Assim, seguimos o nosso caminho e deixamos de lado a visão azulada.

Eu pensava em algo de extrema importância. O que era mesmo? Ah! Verdade! A sexta regra: Nunca me transformar em raposa.

Pois bem, dados os últimos acontecimentos, eu fui levada a quebrar praticamente todas as regras. Inclusive a número seis eu quebrei duas vezes! Porém não é como se eu tivesse alguma escolha, afinal não é uma pirâmide de leis imutáveis e, sim, uma pirâmide de prioridades!

Apesar que eu quase quebrei a segunda regra algumas vezes também, pois quase bati as botas duas vezes. Entretanto, há algo que permanece sagrado, que é a regra número um: os fogos de artifício.

Ao menos, é o que eu gostaria de acreditar, porque eu quebrei a regra número um também. Foi durante o tempo em que fiquei na Floresta de Prata. Mas que droga, eu sou um desastre! Porém, não tive escolha, pois o Lorde Demônio me impediu de fazer barulho na floresta.

Estamos chegando ao nosso destino, e uma aflição toma conta de mim, mas não sei determinar o motivo.

Lembrei do motivo! Não estamos mais na floresta, e preciso respeitar a regra número um! Levanto minha mão para o alto e proclamo: — Crept...

Tento recitar as palavras, mas alguém tampa minha boca. Quando olho, percebo que é o Sr. Demônius. Ele é muito rápido! Eu nem vi se mover!

— Sem gracinhas, Alienor. Depois iremos àlgum lugar para você se esticar um pouco.

Será que o Lorde Demônio sabe se teletransportar? Creio que ele é mais perigoso do que eu imaginava. Preciso encontrar suas fraquezas na Vivenda de Alvitres e informar ao aspirante a lorde demônio, a qualquer custo.

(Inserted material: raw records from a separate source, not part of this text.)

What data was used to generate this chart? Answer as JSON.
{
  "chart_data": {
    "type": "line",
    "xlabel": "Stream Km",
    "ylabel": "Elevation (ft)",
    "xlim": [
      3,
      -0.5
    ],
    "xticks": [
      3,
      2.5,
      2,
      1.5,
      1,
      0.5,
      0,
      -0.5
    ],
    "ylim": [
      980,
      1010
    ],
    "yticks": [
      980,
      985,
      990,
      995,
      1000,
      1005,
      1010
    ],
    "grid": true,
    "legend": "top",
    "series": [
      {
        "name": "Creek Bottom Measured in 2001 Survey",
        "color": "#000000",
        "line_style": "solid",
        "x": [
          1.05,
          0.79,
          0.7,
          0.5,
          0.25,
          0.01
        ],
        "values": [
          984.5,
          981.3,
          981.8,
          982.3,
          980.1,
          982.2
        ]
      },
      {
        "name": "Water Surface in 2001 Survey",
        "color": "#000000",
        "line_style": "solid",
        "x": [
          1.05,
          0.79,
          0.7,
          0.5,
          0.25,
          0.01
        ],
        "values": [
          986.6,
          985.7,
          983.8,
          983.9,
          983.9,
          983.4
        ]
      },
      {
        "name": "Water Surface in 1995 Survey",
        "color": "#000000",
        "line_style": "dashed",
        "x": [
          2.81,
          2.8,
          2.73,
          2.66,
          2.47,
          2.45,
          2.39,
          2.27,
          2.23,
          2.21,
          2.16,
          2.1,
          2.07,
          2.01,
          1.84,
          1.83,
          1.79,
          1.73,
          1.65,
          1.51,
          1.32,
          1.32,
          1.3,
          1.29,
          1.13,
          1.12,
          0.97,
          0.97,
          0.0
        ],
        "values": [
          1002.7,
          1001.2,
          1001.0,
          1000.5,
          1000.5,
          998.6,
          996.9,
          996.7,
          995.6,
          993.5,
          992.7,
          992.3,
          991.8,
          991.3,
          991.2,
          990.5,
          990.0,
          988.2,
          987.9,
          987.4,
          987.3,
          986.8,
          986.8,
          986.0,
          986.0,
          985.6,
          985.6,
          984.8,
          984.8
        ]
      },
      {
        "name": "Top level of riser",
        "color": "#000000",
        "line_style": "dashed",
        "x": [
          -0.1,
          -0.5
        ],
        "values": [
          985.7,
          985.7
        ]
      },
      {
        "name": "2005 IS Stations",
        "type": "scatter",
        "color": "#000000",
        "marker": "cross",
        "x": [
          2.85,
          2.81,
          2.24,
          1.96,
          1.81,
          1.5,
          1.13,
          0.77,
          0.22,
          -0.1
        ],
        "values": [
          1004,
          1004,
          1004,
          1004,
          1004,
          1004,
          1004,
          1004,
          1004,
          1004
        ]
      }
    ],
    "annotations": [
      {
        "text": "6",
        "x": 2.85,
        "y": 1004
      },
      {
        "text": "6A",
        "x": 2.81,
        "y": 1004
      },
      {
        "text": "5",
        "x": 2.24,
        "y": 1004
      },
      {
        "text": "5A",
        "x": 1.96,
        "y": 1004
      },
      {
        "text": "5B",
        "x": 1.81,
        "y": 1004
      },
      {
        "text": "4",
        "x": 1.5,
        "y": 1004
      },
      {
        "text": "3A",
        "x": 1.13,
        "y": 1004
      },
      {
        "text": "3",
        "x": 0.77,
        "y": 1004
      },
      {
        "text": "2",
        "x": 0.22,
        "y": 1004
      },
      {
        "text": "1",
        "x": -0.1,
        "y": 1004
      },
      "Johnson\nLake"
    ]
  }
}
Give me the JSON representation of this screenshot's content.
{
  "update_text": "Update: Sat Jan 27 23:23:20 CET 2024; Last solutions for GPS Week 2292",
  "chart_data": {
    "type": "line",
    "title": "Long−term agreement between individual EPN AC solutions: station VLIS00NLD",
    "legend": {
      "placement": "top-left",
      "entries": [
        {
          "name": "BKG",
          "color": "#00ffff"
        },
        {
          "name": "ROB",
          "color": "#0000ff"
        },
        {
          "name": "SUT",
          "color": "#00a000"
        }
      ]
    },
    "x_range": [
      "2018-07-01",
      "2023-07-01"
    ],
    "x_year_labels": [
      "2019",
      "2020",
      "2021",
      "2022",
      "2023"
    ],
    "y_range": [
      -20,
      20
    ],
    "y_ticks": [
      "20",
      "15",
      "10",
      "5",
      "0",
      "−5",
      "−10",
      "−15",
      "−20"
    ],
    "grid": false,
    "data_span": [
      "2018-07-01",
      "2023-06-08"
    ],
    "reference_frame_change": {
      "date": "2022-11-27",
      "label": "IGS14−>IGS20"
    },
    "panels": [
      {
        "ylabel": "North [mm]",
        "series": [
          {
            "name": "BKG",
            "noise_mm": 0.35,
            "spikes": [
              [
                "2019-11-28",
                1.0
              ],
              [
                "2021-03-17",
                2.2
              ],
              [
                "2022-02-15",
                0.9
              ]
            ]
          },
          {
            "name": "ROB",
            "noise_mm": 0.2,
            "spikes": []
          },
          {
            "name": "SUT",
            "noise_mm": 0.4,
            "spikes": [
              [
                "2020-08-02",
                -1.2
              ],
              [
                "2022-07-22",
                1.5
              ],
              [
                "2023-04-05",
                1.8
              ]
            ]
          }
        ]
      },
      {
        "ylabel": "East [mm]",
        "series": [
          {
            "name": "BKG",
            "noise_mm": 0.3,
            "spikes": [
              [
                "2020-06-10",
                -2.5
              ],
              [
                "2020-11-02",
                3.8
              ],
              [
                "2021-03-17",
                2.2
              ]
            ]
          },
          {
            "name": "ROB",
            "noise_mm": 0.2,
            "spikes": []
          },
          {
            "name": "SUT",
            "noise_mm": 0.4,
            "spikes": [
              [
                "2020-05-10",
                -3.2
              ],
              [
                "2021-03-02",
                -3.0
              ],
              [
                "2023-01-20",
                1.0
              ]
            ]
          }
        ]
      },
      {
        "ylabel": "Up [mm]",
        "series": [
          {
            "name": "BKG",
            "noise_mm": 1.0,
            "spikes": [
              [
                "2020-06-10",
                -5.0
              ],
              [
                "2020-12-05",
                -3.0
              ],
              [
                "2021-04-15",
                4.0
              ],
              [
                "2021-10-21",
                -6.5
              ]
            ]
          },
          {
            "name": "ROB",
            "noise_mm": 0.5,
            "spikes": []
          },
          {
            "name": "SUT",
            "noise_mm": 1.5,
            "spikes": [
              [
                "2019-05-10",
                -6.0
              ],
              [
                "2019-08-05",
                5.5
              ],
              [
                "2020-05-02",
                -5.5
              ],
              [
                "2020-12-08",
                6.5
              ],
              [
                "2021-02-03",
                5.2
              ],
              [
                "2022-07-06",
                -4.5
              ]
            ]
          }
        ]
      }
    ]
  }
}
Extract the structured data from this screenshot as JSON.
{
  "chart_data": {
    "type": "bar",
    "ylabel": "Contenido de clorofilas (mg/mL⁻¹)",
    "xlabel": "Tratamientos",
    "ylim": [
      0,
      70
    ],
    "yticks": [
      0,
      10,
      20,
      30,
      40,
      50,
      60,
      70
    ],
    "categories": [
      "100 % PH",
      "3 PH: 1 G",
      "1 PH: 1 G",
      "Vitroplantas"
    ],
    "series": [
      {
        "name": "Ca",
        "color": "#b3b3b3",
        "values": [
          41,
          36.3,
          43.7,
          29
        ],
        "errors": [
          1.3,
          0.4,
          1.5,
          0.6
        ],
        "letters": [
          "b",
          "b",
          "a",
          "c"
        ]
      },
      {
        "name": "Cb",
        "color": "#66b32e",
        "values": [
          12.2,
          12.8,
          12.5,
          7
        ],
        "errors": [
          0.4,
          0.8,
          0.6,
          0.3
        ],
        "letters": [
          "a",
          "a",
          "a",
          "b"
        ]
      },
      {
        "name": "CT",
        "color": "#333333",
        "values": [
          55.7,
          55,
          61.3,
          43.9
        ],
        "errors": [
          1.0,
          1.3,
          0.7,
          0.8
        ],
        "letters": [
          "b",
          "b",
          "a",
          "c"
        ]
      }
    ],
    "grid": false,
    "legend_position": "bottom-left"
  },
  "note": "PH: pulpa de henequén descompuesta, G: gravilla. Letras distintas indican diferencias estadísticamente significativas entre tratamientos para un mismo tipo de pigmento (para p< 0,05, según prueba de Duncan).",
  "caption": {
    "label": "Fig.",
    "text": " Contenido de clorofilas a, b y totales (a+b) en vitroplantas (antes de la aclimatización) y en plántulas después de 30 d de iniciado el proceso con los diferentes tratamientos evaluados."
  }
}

— Pois bem, pessoal. É aqui — exclama o Sr. Coiotes, ao passo que estende sua mão direita em direção a uma árvore, a qual possui uma porta com uns três metros de altura.

Ele pega um cristal, parecido com as luminárias de parede, e o aproxima da porta. Escuto o som dela destravar. Então o Coiotes a abre.

Wow! Que lugar grande — exclama o delinquente.